In March 2020, we saw the beginnings of a traffic spike that would dwarf New Year's Eve several times over — and it lasted for months. It came as the world entered a crisis without precedent: Much of the physical world simply shut down and was almost immediately supplanted by the internet. Usage of our products in many countries around the world increased by up to 40 percent week over week, as populations adjusted to lockdowns and shifted life online.
Passing this stress test would have been impressive. But what we saw in those early months of the crisis was a different story. In confronting truly enormous challenges, our engineering team did more than overcome them: They came together to drive unprecedented efficiency improvements and make our infrastructure more resilient and efficient, and they built entirely new products and features to power a remote global workforce.
Watch the videos from our event, Keeping the Lights On @Scale, to hear more about the challenges, breakthroughs, and lessons learned by our engineering teams during the early months of the COVID-19 crisis.
For some of our personal reflections and stories from those months, flip through the slideshow below.
The surge began almost immediately after people across the country and the world started working from home in early March. Engineers on our infrastructure teams saw demand on our servers rise in ways they had never experienced before — the equivalent of months' worth of steady global growth in demand happening within days.
Our teams had begun planning for scenarios like this when Italy went into lockdown in late February, and by the beginning of March they realized we needed a centralized response not just for keeping our users online but also for keeping our own teams safe. On March 6, a group met at our headquarters in Menlo Park to discuss how our own operations would handle an all-remote workforce. They finished the meeting, and within hours every Facebook office in the world was shut down.
By the end of April, the volume of messages sent on our Messenger app in countries hit hard by the virus had risen by 50 percent; video calling had doubled. In Italy, one of the first countries to enter a national lockdown, the volume of group video chats rose by 1,000 percent in a single month. By June, live video broadcasts from pages had doubled from the year prior.
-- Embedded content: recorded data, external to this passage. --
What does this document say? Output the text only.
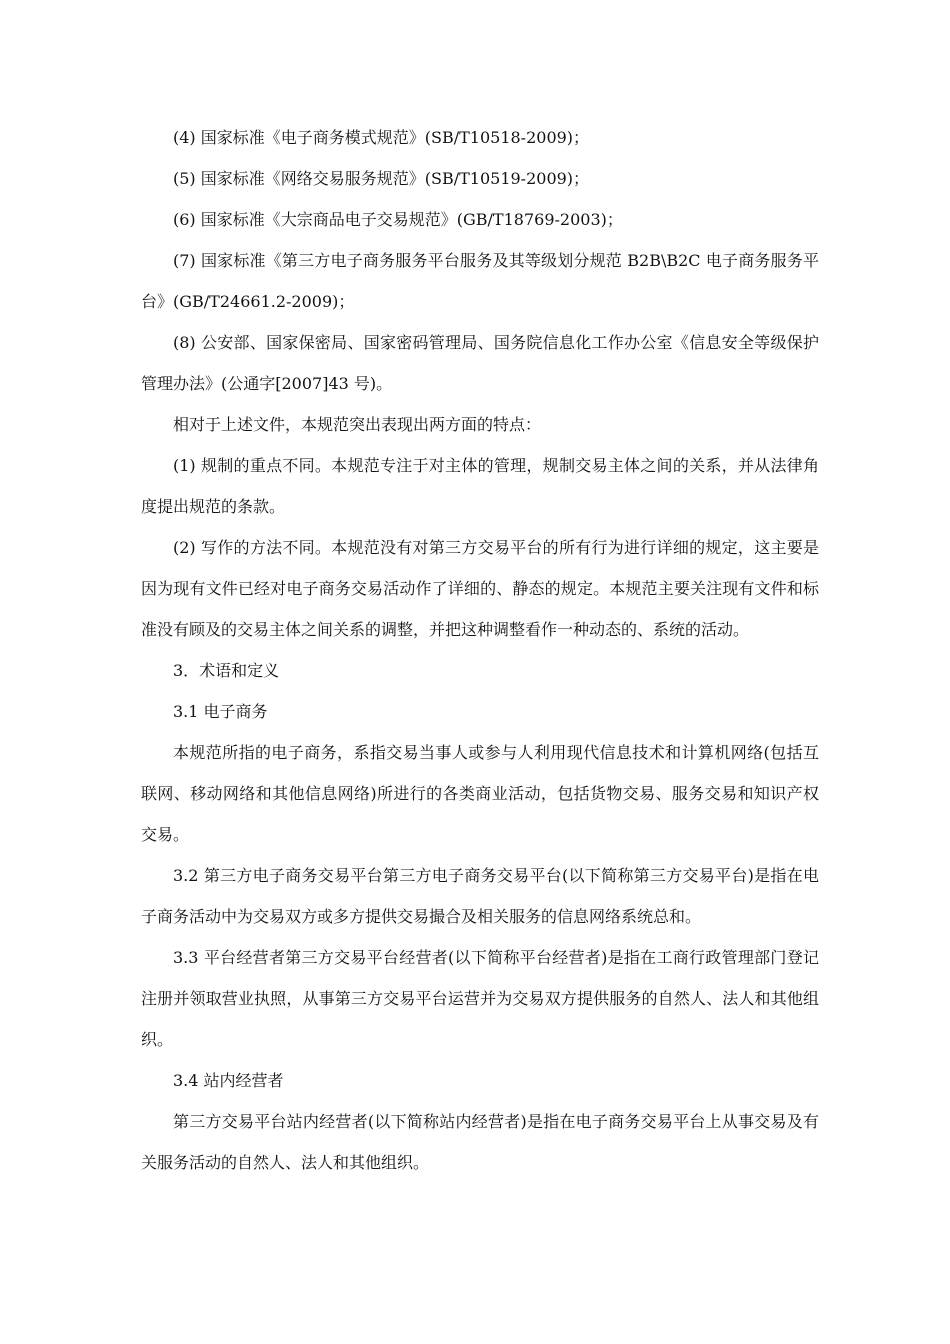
(4) 国家标准《电子商务模式规范》(SB/T10518-2009)；

(5) 国家标准《网络交易服务规范》(SB/T10519-2009)；

(6) 国家标准《大宗商品电子交易规范》(GB/T18769-2003)；

(7) 国家标准《第三方电子商务服务平台服务及其等级划分规范 B2B\B2C 电子商务服务平台》(GB/T24661.2-2009)；

(8) 公安部、国家保密局、国家密码管理局、国务院信息化工作办公室《信息安全等级保护管理办法》(公通字[2007]43 号)。

相对于上述文件，本规范突出表现出两方面的特点：

(1) 规制的重点不同。本规范专注于对主体的管理，规制交易主体之间的关系，并从法律角度提出规范的条款。

(2) 写作的方法不同。本规范没有对第三方交易平台的所有行为进行详细的规定，这主要是因为现有文件已经对电子商务交易活动作了详细的、静态的规定。本规范主要关注现有文件和标准没有顾及的交易主体之间关系的调整，并把这种调整看作一种动态的、系统的活动。

3．术语和定义

3.1 电子商务

本规范所指的电子商务，系指交易当事人或参与人利用现代信息技术和计算机网络(包括互联网、移动网络和其他信息网络)所进行的各类商业活动，包括货物交易、服务交易和知识产权交易。

3.2 第三方电子商务交易平台第三方电子商务交易平台(以下简称第三方交易平台)是指在电子商务活动中为交易双方或多方提供交易撮合及相关服务的信息网络系统总和。

3.3 平台经营者第三方交易平台经营者(以下简称平台经营者)是指在工商行政管理部门登记注册并领取营业执照，从事第三方交易平台运营并为交易双方提供服务的自然人、法人和其他组织。

3.4 站内经营者

第三方交易平台站内经营者(以下简称站内经营者)是指在电子商务交易平台上从事交易及有关服务活动的自然人、法人和其他组织。
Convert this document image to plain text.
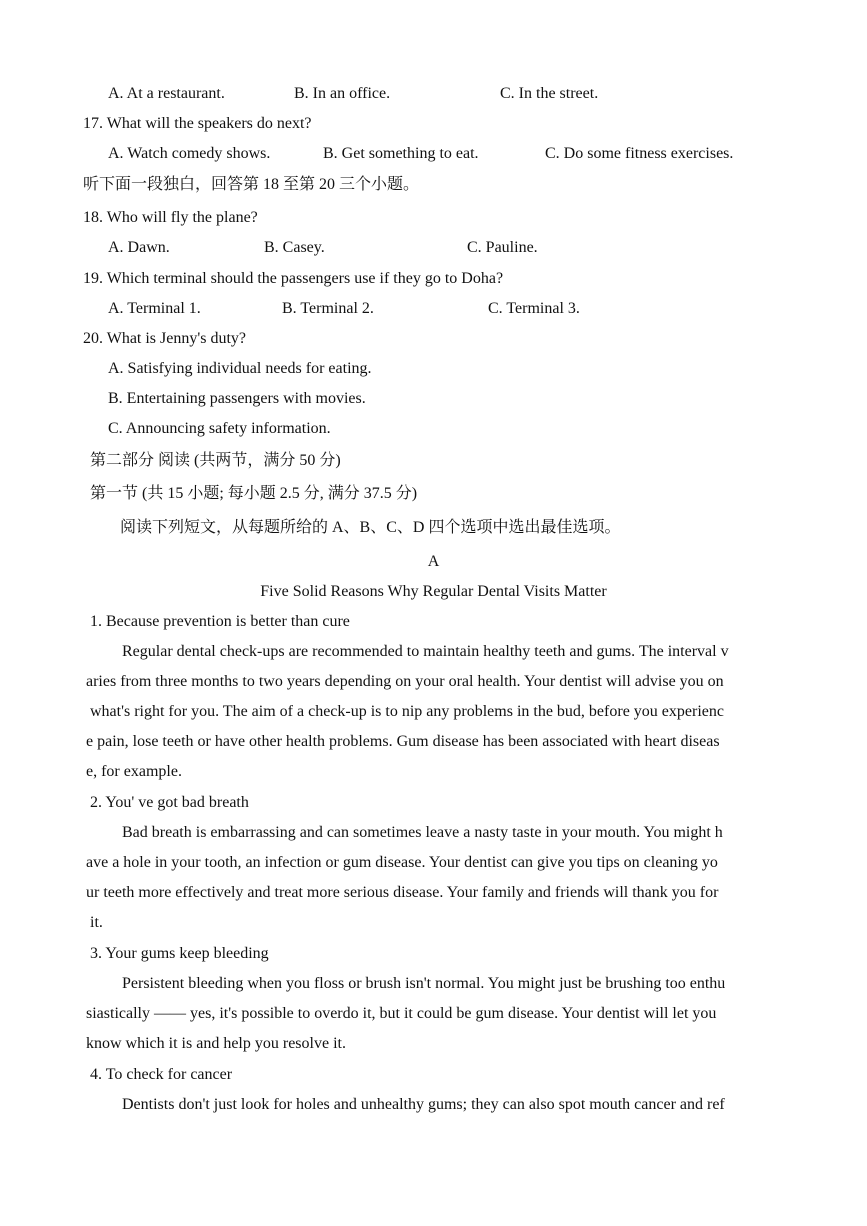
A. At a restaurant.	B. In an office.	C. In the street.
17. What will the speakers do next?
A. Watch comedy shows.	B. Get something to eat.	C. Do some fitness exercises.
听下面一段独白，回答第 18 至第 20 三个小题。
18. Who will fly the plane?
A. Dawn.	B. Casey.	C. Pauline.
19. Which terminal should the passengers use if they go to Doha?
A. Terminal 1.	B. Terminal 2.	C. Terminal 3.
20. What is Jenny's duty?
A. Satisfying individual needs for eating.
B. Entertaining passengers with movies.
C. Announcing safety information.
第二部分 阅读 (共两节，满分 50 分)
第一节 (共 15 小题; 每小题 2.5 分, 满分 37.5 分)
阅读下列短文，从每题所给的 A、B、C、D 四个选项中选出最佳选项。
A
Five Solid Reasons Why Regular Dental Visits Matter
1. Because prevention is better than cure
Regular dental check-ups are recommended to maintain healthy teeth and gums. The interval v
aries from three months to two years depending on your oral health. Your dentist will advise you on
what's right for you. The aim of a check-up is to nip any problems in the bud, before you experienc
e pain, lose teeth or have other health problems. Gum disease has been associated with heart diseas
e, for example.
2. You' ve got bad breath
Bad breath is embarrassing and can sometimes leave a nasty taste in your mouth. You might h
ave a hole in your tooth, an infection or gum disease. Your dentist can give you tips on cleaning yo
ur teeth more effectively and treat more serious disease. Your family and friends will thank you for
it.
3. Your gums keep bleeding
Persistent bleeding when you floss or brush isn't normal. You might just be brushing too enthu
siastically —— yes, it's possible to overdo it, but it could be gum disease. Your dentist will let you
know which it is and help you resolve it.
4. To check for cancer
Dentists don't just look for holes and unhealthy gums; they can also spot mouth cancer and ref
Across the world, new ways of working, socializing, and entertaining were emerging, and the things that we needed to survive and thrive as a company were also what our users demanded of us. And so after a few initial weeks of scrambling to keep our business running and services online amid crushing demand and a reordered economy, we moved to the phase we’re still in to this day: building products and services for a fundamentally changed world.
Video calling and remote collaboration has been a central part of this. It began with the needs of our own staff — tens of thousands of people spread across the globe, whose demand for videoconferencing quadrupled overnight and who suddenly needed vastly more access to our internal networks. And it wasn’t just existing staff: Between April and September, Facebook hired more than 8,000 new employees across the world, in a process that had shifted entirely online.
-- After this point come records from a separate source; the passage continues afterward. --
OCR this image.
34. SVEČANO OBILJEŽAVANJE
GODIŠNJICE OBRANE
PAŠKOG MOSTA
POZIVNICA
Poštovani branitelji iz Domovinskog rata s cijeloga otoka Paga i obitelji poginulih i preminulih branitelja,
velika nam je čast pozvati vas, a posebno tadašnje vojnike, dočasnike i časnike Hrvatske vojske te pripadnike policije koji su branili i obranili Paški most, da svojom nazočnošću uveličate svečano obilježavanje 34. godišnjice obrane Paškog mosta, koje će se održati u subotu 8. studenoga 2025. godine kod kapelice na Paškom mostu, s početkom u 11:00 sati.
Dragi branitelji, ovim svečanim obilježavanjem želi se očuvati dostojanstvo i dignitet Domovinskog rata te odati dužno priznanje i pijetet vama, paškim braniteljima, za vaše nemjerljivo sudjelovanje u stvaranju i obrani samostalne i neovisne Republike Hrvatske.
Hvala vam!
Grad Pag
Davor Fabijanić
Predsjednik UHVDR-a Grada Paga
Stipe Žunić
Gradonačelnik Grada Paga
The sudden need among our staff to massively expand their virtual communications was also shared by the users of our apps, who quickly began making more than a billion minutes of WhatsApp video calls each day and using Messenger in ways we hadn’t seen before.
In each of our apps, we saw people communicating and sharing in far greater volumes, and needing new options for their new reality. Our engineers responded with incredible speed and focus: Within six weeks of the WHO declaring a pandemic in early March, we’d launched entirely new products designed to help people stay connected in this new, socially distant reality. Teams raced to prioritize these new products, like Messenger Rooms for group video chat and Facebook Shops for small businesses suddenly needing to pivot to an online-only world. Products that would normally take up to a year to build and launch were completed in just a couple of months, as most of our engineers focused on the products most needed by people working, learning, and socializing from home.
We saw similar dynamics in Workplace, our business collaboration product, used by more than 5 million paid users around the world, and on Portal, our dedicated video calling hardware. And when Quest 2, our new virtual reality headset, became available for preorders in September, demand was through the roof.
In each of these spaces, our engineers are still learning about the new ways people are communicating and collaborating. They’re still learning how they can work together to keep an extraordinarily complicated operation running under the weight of an unprecedented surge in demand, and they’re doing it all from bedrooms and dining tables. And from these learnings — the daily experiences of a new world, shared by our staff and our users — we’re seeing glimpses of the future of the internet.